Someone tell China that debt aside, we don’t have shortage of hawkers

What you need to know:

  • You wonder how a foreign national would fit into a high intensity open-air market and compete favourably with local businessmen, many of who have perfected their hawking craft from birth.

  • Everything about that picture is out of place and you’re hard-pressed to find one factor that would give them a head start.

  • A foreign national cannot wade through the dangerous Nairobi traffic gridlock on a rickety handcart, unless they hired police outriders to clear their way.

Interior Cabinet Secretary Fred Matiang’i has announced that the government will revoke the work permits of seven Chinese nationals who were found selling second-hand clothes at the Gikomba open-air market in Nairobi this week.

LOCAL EXPERTISE

You have to be more audacious than a skydiver to go against your work permit at the heart of Eastern Africa’s largest open-air market, because your chances of getting busted are higher than a kite. You don’t want to try that especially when your government is already breathing down our necks for your loan that we’re struggling to repay.

We acknowledge that even foreigners have been affected by the hustler political bug currently sweeping through our borders, but if we wanted to open a Hustler Diaspora Branch, we would have included it in the loan agreement with your government and opened a roadside maize roasting stall for you in your country.

There are many things that can get you a million likes on government social media, but taking pictures with imported second-hand clothes isn’t one of them.

Work permits are supposed to be given to foreigners for assignments that have no available local expertise. We understand that Kenyans love a good life and taking up jobs that dirty their collars might not be as lucrative, but we did not ask for help from any foreign government for hawking expatriates, neither do we have a skill deficit in that sector locally.

If you thought Kenyans are only good at athletics, we challenge any foreign government to organise a hawking contest anywhere in the world and dare invite Kenyans to participate in it. We will wipe the board with all the medals on show, and put this matter to rest once and for all.

BARGAINING SKILLS

Every Kenyan comes with a hawker’s gene hard-wired in their DNA. We spray mallets with a gold coating and sell them to unsuspecting clients at the price of pure gold. We stop you in traffic to sell you a packet of ball bearings at discounted prices only for you to get home and find you bought a sachet of overloaded skittles.

This is the same country where two different passengers going to the same destination pay different fares, based on their bargaining skills with the bus conductor. We have two families who are neighbours in the same apartment block but get to pay different rent charges based on their bargaining skills with their estate landlord.

When you live in the land of abundant natural talent like Kenya is, there is no way a foreign national can walk in and elbow their way into the front of the hawking queue; unless they’re fundraising for a one-way ticket back to their motherland and they want to catch the attention of our immigration officials.

You wonder how a foreign national would fit into a high intensity open-air market and compete favourably with local businessmen, many of who have perfected their hawking craft from birth.

Everything about that picture is out of place and you’re hard-pressed to find one factor that would give them a head start. There is no variant of Sheng, the language of the street vendor, in Mandarin.

A foreign national cannot wade through the dangerous Nairobi traffic gridlock on a rickety handcart, unless they hired police outriders to clear their way, in which case the Inspector General of Police has already issued a circular and their names aren’t on the list of VIPs to benefit from that exclusive privilege.

AVOID ARREST

A foreign national cannot outshout a local hawker in the battle for choosy clients, neither can they outrun a city council askari when the chase to avoid arrest is on.

They do not have the instinct of ducking a tear-gas canister thrown into the crowd to disperse hawkers off the streets, neither can they talk themselves out of trouble when they find themselves riding in those city county patrol vans that last saw paint during Governor Evelyn Baring’s reign.
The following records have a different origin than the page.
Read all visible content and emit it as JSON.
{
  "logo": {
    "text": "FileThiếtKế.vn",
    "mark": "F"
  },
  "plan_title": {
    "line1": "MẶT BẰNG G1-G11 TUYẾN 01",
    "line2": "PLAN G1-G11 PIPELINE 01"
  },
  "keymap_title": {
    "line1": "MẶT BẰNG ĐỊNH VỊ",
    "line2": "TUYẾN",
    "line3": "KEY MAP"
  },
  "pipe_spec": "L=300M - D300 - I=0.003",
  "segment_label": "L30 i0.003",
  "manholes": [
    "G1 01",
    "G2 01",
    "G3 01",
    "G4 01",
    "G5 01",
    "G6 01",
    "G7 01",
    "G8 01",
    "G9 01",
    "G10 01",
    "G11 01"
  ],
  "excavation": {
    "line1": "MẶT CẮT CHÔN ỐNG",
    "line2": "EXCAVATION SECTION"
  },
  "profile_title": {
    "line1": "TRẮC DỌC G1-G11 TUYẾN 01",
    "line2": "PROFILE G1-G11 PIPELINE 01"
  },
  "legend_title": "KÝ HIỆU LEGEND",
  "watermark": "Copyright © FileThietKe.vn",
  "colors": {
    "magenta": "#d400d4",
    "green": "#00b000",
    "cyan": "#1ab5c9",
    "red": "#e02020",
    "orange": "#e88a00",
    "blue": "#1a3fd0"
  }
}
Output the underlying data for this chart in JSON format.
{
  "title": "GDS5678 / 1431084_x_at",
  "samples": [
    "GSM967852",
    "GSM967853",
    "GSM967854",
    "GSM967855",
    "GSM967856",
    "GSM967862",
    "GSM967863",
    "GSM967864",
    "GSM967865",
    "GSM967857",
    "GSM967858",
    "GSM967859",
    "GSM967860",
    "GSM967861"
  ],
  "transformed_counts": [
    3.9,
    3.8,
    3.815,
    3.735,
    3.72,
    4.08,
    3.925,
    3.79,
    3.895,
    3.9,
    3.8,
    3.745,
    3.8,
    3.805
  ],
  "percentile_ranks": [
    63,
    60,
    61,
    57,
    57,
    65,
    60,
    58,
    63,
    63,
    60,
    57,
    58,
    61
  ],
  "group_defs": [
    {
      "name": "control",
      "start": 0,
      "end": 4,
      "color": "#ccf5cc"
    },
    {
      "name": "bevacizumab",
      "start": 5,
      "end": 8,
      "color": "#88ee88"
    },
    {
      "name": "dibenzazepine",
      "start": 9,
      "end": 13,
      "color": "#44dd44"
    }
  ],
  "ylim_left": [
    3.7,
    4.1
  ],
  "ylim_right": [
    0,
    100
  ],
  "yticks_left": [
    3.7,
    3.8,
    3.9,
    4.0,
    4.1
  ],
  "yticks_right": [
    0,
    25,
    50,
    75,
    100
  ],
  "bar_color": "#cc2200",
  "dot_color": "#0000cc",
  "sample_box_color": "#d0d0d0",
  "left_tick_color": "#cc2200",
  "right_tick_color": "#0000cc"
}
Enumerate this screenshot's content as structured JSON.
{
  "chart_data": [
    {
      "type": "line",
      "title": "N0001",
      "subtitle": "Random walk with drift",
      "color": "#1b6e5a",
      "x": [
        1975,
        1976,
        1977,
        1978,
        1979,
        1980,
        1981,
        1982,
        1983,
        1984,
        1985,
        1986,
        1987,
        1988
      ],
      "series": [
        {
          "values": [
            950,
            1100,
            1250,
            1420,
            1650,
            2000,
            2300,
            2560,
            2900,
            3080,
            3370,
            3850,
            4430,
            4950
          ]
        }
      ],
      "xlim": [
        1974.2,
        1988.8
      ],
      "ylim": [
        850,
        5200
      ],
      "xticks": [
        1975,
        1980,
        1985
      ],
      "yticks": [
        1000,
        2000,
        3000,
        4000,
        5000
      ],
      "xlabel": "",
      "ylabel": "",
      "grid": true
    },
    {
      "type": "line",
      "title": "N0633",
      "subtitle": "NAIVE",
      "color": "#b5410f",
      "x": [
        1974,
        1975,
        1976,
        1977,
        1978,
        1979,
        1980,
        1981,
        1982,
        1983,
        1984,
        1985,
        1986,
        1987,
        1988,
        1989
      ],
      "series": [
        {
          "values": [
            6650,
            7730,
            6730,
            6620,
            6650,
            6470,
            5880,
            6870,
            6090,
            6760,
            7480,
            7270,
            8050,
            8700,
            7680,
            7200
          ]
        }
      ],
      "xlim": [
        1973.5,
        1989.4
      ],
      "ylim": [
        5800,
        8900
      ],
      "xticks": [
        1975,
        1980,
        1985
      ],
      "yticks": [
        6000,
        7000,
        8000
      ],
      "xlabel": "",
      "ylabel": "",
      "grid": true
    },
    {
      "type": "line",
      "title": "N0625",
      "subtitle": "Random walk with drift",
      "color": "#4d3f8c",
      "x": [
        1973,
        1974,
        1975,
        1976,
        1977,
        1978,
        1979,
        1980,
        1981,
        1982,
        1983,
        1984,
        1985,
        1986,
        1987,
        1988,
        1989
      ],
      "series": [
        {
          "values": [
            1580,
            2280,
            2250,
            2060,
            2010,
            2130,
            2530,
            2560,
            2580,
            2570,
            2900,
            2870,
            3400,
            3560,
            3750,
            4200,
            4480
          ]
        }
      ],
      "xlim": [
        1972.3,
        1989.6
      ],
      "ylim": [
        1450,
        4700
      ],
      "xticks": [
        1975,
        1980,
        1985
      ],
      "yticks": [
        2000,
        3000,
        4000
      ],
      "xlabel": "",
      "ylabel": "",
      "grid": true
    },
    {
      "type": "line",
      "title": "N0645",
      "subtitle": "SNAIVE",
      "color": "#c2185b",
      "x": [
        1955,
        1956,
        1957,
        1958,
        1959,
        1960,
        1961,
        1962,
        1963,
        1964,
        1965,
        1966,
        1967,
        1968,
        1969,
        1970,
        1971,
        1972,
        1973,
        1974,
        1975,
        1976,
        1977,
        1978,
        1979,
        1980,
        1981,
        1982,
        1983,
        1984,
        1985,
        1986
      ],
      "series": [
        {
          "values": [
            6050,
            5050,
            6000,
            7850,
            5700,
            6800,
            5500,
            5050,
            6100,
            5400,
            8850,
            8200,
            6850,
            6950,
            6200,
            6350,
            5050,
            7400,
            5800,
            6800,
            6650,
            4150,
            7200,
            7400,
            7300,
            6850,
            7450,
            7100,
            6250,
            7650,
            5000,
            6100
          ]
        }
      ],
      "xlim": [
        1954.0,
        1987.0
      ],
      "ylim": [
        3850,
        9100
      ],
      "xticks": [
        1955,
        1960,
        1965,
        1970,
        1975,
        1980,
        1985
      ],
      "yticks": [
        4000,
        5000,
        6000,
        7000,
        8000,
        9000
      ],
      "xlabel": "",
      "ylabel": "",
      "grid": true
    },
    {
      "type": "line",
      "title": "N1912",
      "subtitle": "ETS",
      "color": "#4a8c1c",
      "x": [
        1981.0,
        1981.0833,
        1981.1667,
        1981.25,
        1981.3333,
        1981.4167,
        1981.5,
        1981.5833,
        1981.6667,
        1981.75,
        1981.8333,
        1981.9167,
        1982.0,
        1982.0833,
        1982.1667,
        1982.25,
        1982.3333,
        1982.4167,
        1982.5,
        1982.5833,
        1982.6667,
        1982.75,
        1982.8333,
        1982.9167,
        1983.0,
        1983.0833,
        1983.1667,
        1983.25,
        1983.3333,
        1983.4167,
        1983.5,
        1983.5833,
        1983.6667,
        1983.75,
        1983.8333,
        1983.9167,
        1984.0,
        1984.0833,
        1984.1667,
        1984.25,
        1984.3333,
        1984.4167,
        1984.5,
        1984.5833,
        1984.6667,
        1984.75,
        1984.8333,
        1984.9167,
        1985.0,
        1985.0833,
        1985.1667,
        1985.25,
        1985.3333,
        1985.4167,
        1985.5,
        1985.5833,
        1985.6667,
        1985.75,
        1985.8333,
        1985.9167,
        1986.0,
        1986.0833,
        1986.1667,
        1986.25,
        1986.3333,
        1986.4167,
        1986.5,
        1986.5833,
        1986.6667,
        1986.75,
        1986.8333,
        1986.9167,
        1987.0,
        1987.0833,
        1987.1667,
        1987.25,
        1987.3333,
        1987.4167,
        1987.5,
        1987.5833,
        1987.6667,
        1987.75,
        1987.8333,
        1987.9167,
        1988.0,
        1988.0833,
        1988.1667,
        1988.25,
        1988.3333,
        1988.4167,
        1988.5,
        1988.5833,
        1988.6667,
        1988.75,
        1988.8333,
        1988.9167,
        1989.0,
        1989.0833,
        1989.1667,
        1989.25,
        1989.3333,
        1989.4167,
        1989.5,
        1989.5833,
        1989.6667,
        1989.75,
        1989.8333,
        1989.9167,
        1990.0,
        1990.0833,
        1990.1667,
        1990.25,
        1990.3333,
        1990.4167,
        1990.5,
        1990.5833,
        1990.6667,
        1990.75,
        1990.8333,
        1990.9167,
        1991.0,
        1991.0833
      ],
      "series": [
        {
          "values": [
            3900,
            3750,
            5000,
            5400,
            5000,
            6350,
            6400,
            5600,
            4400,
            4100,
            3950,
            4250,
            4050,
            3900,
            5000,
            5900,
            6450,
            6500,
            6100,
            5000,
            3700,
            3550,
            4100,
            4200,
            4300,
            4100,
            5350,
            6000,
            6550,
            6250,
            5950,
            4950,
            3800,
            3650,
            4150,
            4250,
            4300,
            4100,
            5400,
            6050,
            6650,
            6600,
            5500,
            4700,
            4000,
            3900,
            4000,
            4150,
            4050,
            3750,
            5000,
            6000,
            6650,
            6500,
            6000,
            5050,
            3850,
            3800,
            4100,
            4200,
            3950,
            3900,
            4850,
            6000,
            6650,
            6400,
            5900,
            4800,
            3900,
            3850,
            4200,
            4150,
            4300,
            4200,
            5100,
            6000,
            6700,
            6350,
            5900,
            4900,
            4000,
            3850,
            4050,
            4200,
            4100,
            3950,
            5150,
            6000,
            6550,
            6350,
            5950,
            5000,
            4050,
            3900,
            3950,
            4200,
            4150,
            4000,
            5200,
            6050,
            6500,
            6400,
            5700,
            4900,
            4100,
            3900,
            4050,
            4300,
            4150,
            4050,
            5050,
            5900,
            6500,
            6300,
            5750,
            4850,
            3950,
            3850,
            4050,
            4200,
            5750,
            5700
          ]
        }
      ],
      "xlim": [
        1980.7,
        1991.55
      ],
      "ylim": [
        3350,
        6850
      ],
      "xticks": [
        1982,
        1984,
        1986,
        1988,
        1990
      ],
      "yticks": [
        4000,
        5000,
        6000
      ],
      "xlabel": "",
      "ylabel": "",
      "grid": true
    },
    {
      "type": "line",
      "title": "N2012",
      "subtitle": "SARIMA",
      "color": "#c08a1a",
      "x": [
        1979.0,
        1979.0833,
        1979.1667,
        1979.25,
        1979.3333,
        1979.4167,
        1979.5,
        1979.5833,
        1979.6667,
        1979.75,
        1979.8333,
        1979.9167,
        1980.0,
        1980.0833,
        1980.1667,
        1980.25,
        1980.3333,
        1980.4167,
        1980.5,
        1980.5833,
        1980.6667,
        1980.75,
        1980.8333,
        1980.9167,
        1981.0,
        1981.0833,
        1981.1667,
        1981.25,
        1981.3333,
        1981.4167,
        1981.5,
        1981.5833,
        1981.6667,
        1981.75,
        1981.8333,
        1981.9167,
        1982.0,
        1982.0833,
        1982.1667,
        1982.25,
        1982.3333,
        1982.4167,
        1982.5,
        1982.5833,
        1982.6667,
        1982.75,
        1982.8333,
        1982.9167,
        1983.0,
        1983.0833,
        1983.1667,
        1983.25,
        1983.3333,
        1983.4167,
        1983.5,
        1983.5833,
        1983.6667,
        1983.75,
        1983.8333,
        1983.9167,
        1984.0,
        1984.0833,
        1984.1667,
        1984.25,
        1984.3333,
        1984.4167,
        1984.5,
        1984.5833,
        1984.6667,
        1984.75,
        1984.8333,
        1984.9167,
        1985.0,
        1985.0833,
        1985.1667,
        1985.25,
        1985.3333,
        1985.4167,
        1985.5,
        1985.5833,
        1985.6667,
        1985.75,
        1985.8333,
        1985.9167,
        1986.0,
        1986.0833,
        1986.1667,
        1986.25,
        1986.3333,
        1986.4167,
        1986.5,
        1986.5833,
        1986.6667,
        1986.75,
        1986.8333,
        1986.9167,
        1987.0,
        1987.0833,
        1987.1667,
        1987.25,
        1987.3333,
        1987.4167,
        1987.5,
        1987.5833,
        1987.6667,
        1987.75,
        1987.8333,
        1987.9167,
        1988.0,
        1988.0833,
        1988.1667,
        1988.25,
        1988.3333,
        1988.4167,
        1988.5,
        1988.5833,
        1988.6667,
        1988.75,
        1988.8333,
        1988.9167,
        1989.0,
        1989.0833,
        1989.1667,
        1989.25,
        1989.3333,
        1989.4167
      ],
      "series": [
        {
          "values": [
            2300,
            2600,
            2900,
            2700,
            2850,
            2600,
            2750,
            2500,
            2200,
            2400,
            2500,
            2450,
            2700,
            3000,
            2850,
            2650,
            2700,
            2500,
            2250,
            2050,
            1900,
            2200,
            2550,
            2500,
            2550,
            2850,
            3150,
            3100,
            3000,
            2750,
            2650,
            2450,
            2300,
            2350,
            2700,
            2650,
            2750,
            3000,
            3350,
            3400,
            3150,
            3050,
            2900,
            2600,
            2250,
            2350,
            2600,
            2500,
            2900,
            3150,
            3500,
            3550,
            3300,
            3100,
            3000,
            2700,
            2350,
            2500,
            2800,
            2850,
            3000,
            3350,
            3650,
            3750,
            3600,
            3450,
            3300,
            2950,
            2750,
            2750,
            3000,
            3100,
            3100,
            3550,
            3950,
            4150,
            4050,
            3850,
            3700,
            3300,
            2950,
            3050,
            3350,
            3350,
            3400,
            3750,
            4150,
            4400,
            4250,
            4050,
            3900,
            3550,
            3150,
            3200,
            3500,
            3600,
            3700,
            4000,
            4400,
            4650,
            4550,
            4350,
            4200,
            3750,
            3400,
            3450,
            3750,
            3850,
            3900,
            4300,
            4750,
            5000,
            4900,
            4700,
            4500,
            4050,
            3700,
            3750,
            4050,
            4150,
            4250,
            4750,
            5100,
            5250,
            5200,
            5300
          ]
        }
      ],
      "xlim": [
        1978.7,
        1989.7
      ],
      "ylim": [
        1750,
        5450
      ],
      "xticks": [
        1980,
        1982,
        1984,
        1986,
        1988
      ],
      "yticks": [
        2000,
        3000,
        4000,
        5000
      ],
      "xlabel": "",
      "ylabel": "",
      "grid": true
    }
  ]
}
Kenyans know that we owe your government a lot of money, and we have committed our life to pay you back. We also know that if we defaulted on our commitments you might do bad things to our government; and we don’t want to face the full wrath of your powers because our entire population cannot even match up to one of your many provinces.

If you wanted a job in our country, you could as well have shared your curriculum vitae so that we help you raise awareness on social media.

Kenyans are an accommodating people and we wouldn’t have let you be deported for struggling to make ends because we all know too well what it means to be broke. It is not our nature to turn down those committed to providing Kenyans with affordable clothing, but since it is not in the Big Four Agenda we have no option but to let you go.